Local Diversity.  Have a conversation with someone who can provide a different point of view from your own on an experience central to all of humanity.  To begin, consider what experiences have most shaped you: your childhood (how you were raised, how you grew up), your education, your romantic pursuits, your family traditions.  Then approach an individual who is different from you in at least one major identity category (race, class, gender, sexuality), and ask him or her to tell you about experiences in the context of a specific theme. [Tell me about dating, sex, and romance from your point of view.]

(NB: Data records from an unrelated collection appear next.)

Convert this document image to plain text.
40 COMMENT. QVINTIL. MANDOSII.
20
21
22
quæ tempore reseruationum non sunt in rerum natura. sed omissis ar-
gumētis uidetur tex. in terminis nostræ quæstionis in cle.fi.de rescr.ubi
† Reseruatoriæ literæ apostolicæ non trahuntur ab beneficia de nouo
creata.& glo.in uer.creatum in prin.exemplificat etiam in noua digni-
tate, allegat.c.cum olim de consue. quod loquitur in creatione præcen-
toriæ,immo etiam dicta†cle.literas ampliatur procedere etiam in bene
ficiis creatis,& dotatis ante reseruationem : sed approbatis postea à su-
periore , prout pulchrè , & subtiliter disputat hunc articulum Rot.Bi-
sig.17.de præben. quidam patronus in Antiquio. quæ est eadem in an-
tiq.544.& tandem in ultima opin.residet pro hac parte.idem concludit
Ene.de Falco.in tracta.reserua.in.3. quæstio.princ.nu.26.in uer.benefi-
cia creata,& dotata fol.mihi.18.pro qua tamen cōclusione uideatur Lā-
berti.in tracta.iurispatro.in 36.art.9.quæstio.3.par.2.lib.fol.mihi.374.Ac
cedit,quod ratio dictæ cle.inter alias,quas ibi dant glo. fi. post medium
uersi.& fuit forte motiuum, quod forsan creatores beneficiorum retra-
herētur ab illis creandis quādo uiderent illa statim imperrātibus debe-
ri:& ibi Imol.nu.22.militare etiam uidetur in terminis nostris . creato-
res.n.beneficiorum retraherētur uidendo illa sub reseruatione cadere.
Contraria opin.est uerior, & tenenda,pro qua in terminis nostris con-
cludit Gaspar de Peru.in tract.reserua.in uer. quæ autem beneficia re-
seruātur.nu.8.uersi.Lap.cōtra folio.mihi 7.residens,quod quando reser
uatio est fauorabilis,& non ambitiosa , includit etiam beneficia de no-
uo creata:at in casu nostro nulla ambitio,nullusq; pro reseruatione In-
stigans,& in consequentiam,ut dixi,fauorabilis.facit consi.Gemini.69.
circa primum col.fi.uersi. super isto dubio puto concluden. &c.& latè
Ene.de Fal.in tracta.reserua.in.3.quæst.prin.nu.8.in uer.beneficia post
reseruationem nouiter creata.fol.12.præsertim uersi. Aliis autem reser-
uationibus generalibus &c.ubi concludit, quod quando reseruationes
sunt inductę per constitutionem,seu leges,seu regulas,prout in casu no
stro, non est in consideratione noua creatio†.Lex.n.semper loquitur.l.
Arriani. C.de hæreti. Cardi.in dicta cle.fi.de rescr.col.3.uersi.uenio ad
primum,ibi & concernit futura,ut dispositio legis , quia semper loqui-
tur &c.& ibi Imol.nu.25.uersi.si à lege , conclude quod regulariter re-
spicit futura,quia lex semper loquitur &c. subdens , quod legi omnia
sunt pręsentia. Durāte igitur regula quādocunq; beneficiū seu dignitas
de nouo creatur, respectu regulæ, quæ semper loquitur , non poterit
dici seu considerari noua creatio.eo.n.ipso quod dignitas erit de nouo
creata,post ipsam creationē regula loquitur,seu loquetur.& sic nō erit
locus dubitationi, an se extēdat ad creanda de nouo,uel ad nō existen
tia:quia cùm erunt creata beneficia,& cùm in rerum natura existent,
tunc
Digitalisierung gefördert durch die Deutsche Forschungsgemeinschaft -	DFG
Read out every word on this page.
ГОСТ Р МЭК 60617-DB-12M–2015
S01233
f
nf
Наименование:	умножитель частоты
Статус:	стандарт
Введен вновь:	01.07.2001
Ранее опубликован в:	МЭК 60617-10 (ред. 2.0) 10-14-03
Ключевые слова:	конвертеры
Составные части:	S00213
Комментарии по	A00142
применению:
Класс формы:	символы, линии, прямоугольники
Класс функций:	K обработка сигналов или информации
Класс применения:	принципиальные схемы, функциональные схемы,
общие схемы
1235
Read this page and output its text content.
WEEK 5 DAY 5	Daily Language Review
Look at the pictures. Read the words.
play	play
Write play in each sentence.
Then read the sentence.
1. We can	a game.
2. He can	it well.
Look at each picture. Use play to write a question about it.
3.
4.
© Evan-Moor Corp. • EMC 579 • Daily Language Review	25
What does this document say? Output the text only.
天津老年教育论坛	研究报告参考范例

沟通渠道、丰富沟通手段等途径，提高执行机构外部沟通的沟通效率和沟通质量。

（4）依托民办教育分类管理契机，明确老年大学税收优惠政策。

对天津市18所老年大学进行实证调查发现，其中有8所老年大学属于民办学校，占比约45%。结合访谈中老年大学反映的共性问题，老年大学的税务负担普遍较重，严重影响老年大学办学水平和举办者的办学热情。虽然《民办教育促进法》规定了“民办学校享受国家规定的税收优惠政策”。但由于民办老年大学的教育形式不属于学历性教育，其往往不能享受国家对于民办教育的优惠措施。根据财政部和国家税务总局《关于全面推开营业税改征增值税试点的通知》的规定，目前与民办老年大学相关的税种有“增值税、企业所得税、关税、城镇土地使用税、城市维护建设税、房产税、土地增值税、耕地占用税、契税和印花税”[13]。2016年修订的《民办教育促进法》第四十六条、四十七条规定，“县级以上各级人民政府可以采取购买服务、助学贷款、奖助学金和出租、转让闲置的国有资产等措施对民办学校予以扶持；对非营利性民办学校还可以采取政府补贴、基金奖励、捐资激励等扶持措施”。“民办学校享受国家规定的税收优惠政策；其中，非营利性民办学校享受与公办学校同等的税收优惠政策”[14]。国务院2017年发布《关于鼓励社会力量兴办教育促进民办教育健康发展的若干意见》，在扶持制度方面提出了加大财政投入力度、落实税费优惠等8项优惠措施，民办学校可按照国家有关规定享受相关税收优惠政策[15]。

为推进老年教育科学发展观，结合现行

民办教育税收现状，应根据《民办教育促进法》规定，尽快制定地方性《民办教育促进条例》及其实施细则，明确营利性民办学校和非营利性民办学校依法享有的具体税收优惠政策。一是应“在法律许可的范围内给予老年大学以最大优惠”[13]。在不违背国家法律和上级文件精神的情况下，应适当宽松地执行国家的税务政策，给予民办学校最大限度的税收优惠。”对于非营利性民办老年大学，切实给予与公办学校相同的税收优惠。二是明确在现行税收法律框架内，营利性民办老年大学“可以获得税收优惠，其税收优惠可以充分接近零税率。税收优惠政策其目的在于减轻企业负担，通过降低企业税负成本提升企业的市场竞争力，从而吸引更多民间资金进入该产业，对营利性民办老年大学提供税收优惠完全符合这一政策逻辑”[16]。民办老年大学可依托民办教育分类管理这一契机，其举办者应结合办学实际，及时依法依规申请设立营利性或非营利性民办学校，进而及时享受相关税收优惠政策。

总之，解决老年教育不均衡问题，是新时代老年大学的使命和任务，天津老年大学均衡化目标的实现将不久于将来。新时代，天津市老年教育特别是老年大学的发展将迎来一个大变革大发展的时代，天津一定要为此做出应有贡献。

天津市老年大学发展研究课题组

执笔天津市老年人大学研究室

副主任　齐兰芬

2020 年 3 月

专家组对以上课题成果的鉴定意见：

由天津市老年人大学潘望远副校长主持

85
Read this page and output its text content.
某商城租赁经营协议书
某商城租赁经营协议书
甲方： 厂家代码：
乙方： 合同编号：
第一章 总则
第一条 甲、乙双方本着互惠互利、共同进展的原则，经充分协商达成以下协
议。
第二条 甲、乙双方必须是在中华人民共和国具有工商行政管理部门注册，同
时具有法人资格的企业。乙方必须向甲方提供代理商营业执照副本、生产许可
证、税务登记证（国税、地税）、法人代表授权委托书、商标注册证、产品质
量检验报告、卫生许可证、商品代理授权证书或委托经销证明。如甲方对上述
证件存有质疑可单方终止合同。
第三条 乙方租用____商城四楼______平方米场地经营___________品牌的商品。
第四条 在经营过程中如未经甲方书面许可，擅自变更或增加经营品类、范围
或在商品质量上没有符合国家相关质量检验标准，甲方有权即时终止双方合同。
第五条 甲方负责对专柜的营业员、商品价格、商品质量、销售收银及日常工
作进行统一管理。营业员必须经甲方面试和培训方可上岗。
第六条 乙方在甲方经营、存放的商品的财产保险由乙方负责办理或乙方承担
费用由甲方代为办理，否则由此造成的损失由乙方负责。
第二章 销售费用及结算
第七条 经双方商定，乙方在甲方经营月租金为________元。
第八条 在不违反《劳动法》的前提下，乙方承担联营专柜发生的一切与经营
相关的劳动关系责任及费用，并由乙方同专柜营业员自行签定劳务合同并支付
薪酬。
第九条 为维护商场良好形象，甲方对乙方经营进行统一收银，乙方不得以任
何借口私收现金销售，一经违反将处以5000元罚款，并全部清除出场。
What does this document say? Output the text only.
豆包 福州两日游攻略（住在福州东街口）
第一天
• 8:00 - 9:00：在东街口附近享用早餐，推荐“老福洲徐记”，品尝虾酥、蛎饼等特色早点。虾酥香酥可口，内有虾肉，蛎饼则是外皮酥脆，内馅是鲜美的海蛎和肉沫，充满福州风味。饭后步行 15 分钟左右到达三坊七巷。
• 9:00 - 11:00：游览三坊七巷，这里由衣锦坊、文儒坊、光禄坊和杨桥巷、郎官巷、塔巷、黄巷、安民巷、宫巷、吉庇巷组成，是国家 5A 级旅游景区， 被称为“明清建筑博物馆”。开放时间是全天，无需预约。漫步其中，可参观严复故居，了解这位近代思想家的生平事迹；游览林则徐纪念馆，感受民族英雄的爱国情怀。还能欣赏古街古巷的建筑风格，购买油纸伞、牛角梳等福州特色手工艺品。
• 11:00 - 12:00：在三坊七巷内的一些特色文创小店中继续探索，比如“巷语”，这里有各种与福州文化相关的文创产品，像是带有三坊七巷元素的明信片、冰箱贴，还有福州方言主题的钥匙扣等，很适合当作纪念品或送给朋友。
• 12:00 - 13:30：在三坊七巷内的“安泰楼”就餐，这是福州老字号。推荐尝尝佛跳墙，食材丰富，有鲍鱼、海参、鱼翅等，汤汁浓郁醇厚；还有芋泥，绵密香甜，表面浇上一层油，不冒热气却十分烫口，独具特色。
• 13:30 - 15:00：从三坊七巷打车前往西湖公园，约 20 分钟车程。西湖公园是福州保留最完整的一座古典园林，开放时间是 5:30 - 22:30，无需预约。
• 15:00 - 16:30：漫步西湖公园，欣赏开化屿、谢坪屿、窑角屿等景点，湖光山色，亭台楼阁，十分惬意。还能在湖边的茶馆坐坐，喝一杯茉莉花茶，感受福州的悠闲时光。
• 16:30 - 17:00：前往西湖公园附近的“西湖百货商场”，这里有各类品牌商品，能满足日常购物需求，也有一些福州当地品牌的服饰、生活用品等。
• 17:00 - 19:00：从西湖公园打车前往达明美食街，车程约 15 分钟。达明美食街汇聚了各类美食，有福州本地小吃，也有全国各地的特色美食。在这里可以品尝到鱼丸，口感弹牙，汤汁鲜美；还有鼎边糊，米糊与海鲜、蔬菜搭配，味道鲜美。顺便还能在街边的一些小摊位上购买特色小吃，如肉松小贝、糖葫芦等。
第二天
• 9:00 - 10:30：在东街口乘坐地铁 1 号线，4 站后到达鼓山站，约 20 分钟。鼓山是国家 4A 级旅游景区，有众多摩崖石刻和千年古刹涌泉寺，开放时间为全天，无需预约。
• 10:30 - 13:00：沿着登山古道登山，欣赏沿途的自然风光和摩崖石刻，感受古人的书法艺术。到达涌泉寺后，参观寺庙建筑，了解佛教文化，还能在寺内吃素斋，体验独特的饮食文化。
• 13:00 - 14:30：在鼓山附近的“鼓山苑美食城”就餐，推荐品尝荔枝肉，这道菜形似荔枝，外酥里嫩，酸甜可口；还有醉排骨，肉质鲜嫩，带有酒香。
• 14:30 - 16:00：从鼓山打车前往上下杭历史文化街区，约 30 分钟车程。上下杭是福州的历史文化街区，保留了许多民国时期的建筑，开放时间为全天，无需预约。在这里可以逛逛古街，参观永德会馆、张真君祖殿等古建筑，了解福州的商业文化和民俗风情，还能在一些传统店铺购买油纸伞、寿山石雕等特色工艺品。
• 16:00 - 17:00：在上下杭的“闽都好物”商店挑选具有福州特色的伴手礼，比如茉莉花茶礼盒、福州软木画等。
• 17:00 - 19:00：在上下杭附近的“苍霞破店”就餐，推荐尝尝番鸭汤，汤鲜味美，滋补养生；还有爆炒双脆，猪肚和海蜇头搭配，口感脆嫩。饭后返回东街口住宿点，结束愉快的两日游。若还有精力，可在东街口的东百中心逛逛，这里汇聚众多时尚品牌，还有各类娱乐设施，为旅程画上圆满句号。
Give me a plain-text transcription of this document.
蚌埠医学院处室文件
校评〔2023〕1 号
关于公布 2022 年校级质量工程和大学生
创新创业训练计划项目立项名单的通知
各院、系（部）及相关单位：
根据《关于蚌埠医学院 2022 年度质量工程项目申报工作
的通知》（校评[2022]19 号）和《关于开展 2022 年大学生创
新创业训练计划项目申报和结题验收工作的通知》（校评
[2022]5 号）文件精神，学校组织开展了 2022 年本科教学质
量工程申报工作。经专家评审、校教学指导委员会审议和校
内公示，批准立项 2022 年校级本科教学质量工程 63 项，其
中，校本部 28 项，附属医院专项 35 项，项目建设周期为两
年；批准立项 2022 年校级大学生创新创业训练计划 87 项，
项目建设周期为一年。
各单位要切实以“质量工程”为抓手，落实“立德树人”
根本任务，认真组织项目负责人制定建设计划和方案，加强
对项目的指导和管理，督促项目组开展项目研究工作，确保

Change the Conversation. Influence the feelings, ideas, and values associated with a situation by posting comments online.  Locate a conflict online and assess the conversation.  Post three comments, either consecutively or within threads of conversation, which alter and improve the emotional tenor of the conversation.  Remove tension, comfort a victim, use logic to ameliorate irrationality, use emotion to ameliorate meanness, and locate opportunities to centralize humane treatment of others.

Walk in Their Shoes.  Identify a recent conflict in your personal life.  In person or in writing, describe the conflict from the perspective of the other person.  Attempt to explain their point of view, their feelings, their “side.”  After your conversation or sharing your written work with this person, follow up by asking if your understanding of their views is accurate.  If at all possible, ask the other person to do the same activity in return.

Account for Competing Values.  Explain your point of view on a topic by packaging your ideas in terms of your opposition’s values.  Research shows that not only do we surround ourselves with others with similar views to our own (echo chambers), but we also tend to try to convince others across the aisle politically with our own moral emphases rather than theirs. Research a specific community that holds an opposing position from your own on an important issue in order to develop an understanding of their key values.  Communicate your ideas to that group using framing and arguments that speak to their values rather than your own.

Validate and Care for the Suffering of Another.  Identify a person who has suffered a trauma and indicate to him or her that you would like to offer some words of support.  In a safe and comfortable place, validate this person’s suffering; for example, you might say: “I see what you have been through.  That experience must have been very difficult for you.”  Build on this conversation in order to provide this person with a witness to his or her trauma.  You may also complete this activity online.

  • Feeling seen is a key part of healing from trauma.  While it would be ideal to prevent suffering, trauma is often amplified by the silence, shame, denial, or dismissal that occurs in its aftermath.  Consider the story of Susan Burton: Sexually abused as a child and gang raped as a teen, she sought help but was told to keep quiet.  After an off-duty LAPD officer ran over and killed her 5-year-old son, she plunged into addiction and ended up cycling in and out of jail.  In her memoir Becoming Mrs. Burton she explains how she was able to rehabilitate, eventually founding “A New Way of Life,” a life re-entry program for women who are former inmates, and co-founding another human rights organization, “All of Us or None.”  Now a Los Angles activist, she explains the way that validation of her trauma enabled her to heal.  While in prison at 46 years old, Burton told her Civil Education teacher that she could not sleep due to the memories of her sexual abuse.  The teacher encouraged her to focus on her own recovery rather than their course content.  Burton reflects, “It was the first time somebody had legitimately said, honey, this shouldn’t have happened. Something went really wrong. And being able to have that verified by someone outside of yourself, it gave me the ability to actually begin to seek further, to get further validation with the individuals who the experiences had happened through” (“Fresh Air,” NPR, April 2017).  As Burton reflects, sometimes it is important to say, “It happened.”  Provide this validation for someone through this activity.

While this example relates to a specific kind of trauma, the activity speaks to any disruptive life experience.  Also, the purpose is to be of service to another, so you need to carefully navigate how you can best achieve that goal. In other words, validation may come in the form of listening rather than words, or offering help without asking for details.